Sunday, December 02, 2007

Crisis of Faith

I'm having a crisis of faith.

Not so much the Christian kind. More the artistic kind.

And just because I didn't win best of show at the recent group show that featured Big Rupert--don't do me the disservice of thinking that I'm so weak a soul that that is what's bothering me. Although I must say it was a toss-up between me and Mr. Lincoln getting shot in the back of the head; and neither of us won. Twas a lesser piece that stole the show, and I'm the better, probably, I keep telling myself, for it.

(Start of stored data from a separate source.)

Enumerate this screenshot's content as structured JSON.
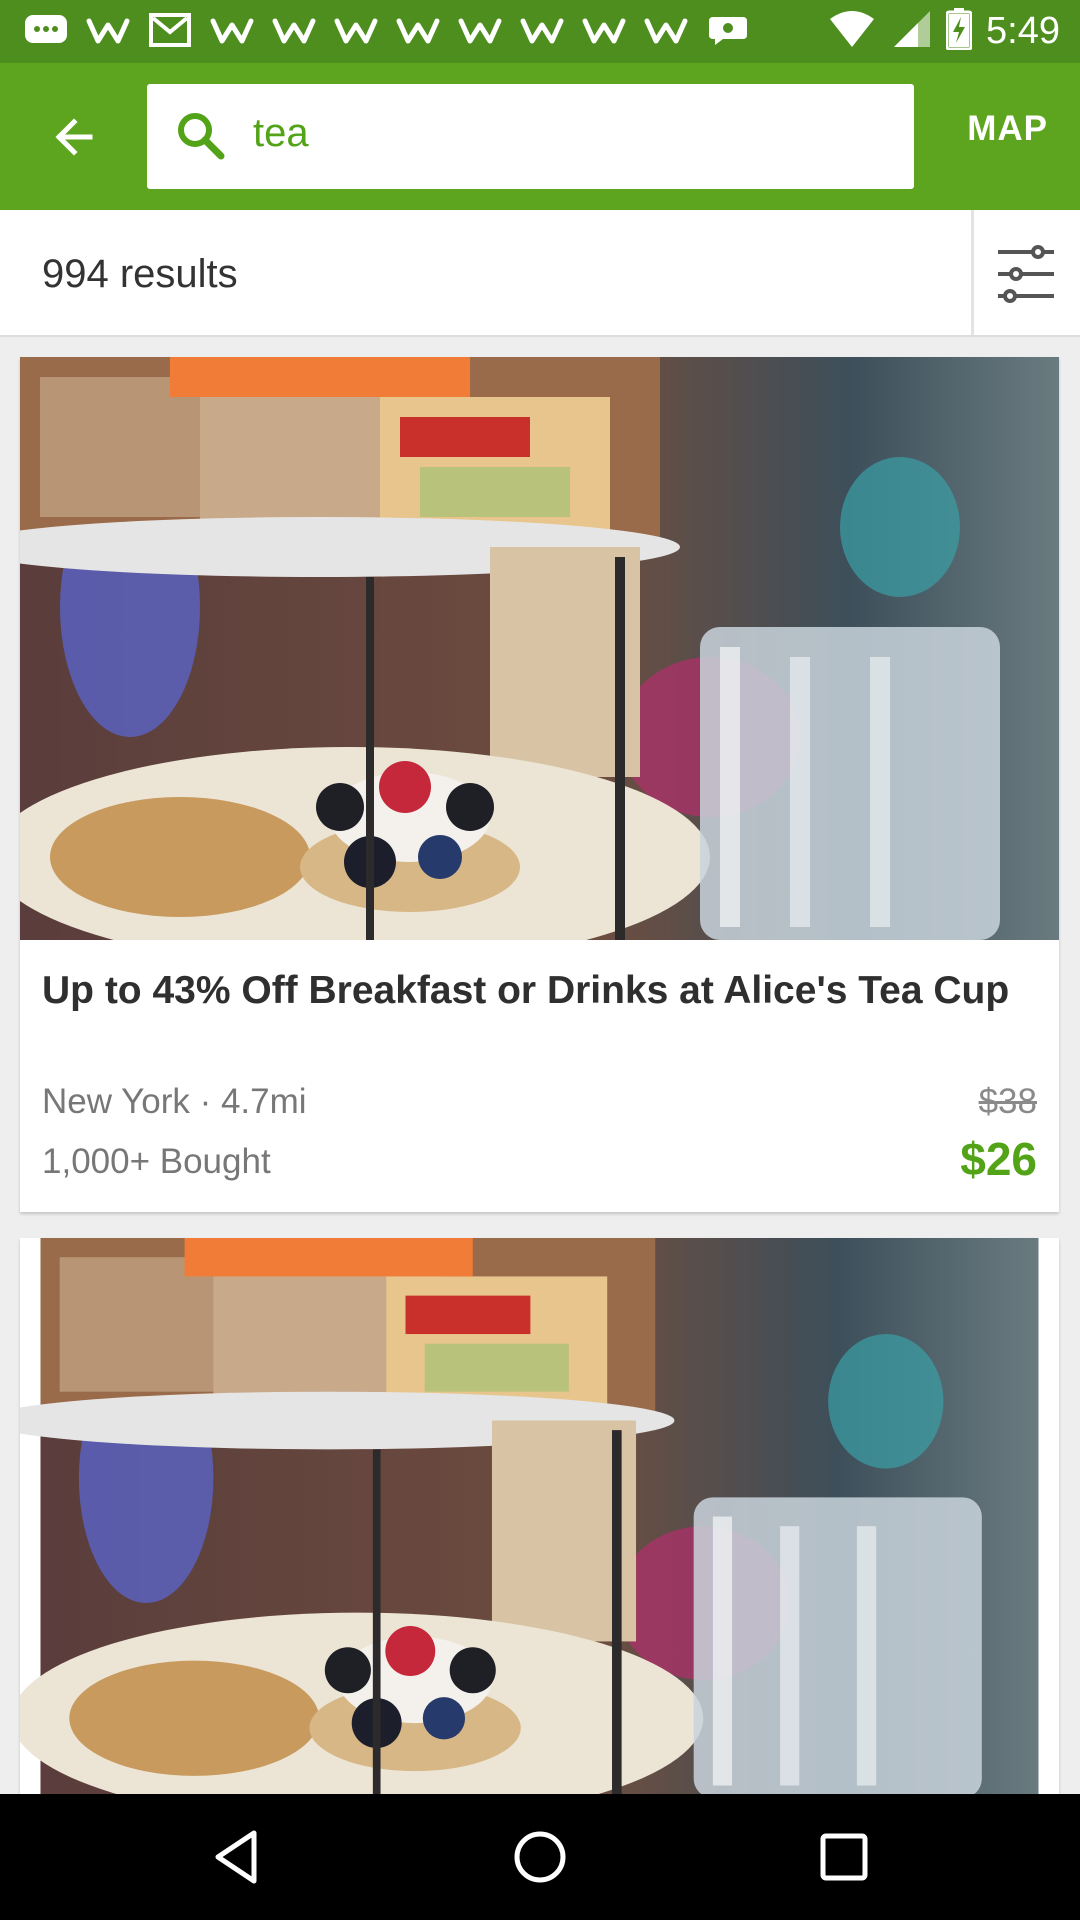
{
  "status_bar": {
    "time": "5:49",
    "icons": [
      "messages-icon",
      "app-w-icon",
      "gmail-icon",
      "app-w-icon",
      "app-w-icon",
      "app-w-icon",
      "app-w-icon",
      "app-w-icon",
      "app-w-icon",
      "app-w-icon",
      "app-w-icon",
      "chat-bubble-icon",
      "wifi-icon",
      "signal-icon",
      "battery-charging-icon"
    ]
  },
  "header": {
    "search_query": "tea",
    "map_label": "MAP"
  },
  "results": {
    "count_label": "994 results"
  },
  "deals": [
    {
      "title": "Up to 43% Off Breakfast or Drinks at Alice's Tea Cup",
      "location": "New York · 4.7mi",
      "bought": "1,000+ Bought",
      "original_price": "$38",
      "price": "$26"
    }
  ],
  "colors": {
    "status_bar": "#4e8e1e",
    "app_bar": "#5ea51f",
    "accent_green": "#53a318"
  }
}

Still, losing was a bit of a sting. I'm trying to think how best to describe the feeling. I remember once, years ago, I had my wisdom teeth taken out by a dentist on 23rd Street. Like a fool I said no to hiring a car to take me straight back to New Jersey; choosing instead to just take the bus. About Paramus the pain killers were starting to wear off. By the time I got to Allendale I was hallucinating (the gist of which was something along the lines of "if I just cut my head off, the pain in my jaw will stop"). By the time I got to Phoenix ... well, you know the rest.

So you get the drift.

And besides, that's not it.

What's it, if you must know, is the whole question of size. My preferred size is five by six. That's a pretty big fucking painting, just between you and me. Both Chuck Close paintings are 5x6. My fall-back is four by five, which is also big by many standards. Big Rupert is four by five. All my Wall Street pieces are, if for no other reason than ease of dragging their asses to and from the corner of Wall and Broad.

And yet, staring at Big Rupert on the wall of that gallery, I was struck--not how good it was, not how bad it was ('cause it wasn't bad), but by how small it was. And yet I knew that, were it another foot or so bigger in each direction, it'd still be small against that big white wall.

Me? I can paint 'em as big as you want 'em. My style goes large better than it goes small. I have this notion of bumping up to 8x10--sets of four 4x5 panels.

Will that be big enough? I'm thinking no.

I'm thinking no, you see, because I'm having a crisis of faith.